Consultor da Red Bull diz que “Verstappen está aterrorizado”, mas minimiza coronavírus

Helmut Marko voltou a minimizar os efeitos da Covid-19 mesmo diante da pandemia que paralisou o mundo neste começo de 2020. O dirigente austríaco também falou sobre Max Verstappen e sugeriu que “o melhor seria que ele se infectasse agora” para depois pensar no título da F1

COMO SE PREVENIR DO CORONAVÍRUS:
 

☞ Lave as mãos com água e sabão ou use álcool em gel.
☞ Cubra o nariz e boca ao espirrar ou tossir.
☞ Evite aglomerações se estiver doente.
☞ Mantenha os ambientes bem ventilados.
☞ Não compartilhe objetos pessoais.

O novo coronavírus paralisou o mundo neste começo de 2020, já tem um total de 382.108 casos confirmados e 16.574 mortes, segundo os números oficiais. Mas há quem ainda insista em minimizar os efeitos devastadores da pandemia da Covid-19. Helmut Marko, consultor da Red Bull, voltou a desdenhar da doença que, dentre tantas consequências, gerou a paralisação da temporada da F1, que ainda não tem data certa para começar.
 
Aos 76 anos, Marko — que faz parte do grupo de pessoas com mais risco em caso de contágio — mora na Áustria, país que já registrou oficialmente 4.477 pessoas infectadas pelo coronavírus e 21 mortes. Em entrevista ao jornal local ‘Krone’, o dirigente revelou conversa que teve com Max Verstappen e chocou com uma recomendação.
Helmut Marko voltou a desdenhar dos efeitos do coronavírus (Foto: Reuters)
“Ele me disse, por telefone, que estava aterrorizado, com medo de se infectar. O melhor seria que ele se infectasse agora. Com 22 anos, não faz parte de nenhum grupo de risco, mas depois que o vírus passar, ele seria imune e poderia empreender seu caminho rumo ao título”, disse.
 
Marko, que foi uma das vozes mais críticas contra o cancelamento do GP da Austrália, minimizou novamente os efeitos do coronavírus.

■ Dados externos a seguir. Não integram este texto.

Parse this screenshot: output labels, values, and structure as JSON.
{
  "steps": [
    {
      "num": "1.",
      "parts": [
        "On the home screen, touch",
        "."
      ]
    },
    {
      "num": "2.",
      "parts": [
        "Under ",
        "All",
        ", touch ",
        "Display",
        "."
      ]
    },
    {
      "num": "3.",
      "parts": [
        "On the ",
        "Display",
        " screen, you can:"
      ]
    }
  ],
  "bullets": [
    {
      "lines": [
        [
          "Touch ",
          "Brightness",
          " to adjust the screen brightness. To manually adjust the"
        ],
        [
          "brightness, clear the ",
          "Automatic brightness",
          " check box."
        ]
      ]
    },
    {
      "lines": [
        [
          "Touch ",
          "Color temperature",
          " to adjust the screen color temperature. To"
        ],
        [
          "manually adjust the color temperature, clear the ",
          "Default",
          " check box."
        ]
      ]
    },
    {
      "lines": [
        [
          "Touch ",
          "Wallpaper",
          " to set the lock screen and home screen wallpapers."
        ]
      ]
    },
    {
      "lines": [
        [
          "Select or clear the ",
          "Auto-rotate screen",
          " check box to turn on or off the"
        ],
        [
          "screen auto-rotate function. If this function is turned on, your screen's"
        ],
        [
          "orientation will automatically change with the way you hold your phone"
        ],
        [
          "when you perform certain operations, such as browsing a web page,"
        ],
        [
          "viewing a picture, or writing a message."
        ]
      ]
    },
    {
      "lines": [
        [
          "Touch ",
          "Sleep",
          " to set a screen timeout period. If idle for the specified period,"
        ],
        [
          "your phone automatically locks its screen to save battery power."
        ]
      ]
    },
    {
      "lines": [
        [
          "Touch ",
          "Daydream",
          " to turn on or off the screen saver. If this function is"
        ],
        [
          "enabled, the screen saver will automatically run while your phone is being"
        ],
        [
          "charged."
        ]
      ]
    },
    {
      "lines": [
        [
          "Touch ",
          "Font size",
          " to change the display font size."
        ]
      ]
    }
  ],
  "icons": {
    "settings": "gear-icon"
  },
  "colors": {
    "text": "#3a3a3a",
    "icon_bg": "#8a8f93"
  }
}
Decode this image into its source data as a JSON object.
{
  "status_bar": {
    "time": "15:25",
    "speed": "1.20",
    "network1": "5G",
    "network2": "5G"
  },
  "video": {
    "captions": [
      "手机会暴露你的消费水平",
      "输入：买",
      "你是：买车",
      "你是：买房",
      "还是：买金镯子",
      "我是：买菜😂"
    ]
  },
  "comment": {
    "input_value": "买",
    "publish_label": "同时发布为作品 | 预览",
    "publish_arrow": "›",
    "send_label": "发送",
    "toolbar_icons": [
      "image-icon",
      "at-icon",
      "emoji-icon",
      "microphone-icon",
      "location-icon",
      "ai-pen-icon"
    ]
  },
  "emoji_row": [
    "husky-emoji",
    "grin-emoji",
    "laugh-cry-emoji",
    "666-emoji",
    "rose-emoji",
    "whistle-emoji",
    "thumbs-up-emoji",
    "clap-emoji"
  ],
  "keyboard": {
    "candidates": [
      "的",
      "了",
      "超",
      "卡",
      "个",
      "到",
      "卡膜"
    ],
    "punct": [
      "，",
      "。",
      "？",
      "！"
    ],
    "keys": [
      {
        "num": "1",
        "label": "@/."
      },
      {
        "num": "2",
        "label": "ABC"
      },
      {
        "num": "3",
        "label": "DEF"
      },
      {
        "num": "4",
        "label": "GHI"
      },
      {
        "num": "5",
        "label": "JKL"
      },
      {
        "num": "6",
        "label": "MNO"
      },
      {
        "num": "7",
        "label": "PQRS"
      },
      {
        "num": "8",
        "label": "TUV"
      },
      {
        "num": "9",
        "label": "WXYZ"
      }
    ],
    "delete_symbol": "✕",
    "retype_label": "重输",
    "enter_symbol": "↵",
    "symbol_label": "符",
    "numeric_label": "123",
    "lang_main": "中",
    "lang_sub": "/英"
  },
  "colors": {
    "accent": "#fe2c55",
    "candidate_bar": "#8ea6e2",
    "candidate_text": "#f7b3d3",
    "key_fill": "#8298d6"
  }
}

O austríaco já chegou a falar, em outra oportunidade, que enxerga o comportamento do mundo diante da enfermidade como “exagero”.
 
“O coronavírus não é mais perigoso do que a gripe. Temos de combater o medo dos políticos e não apoiá-los. Temos de pensar de forma positiva e entender que os GPs vão seguir adiante com normalidade”, comentou. “A maioria das pessoas morre por doenças que já existiam antes”, concluiu.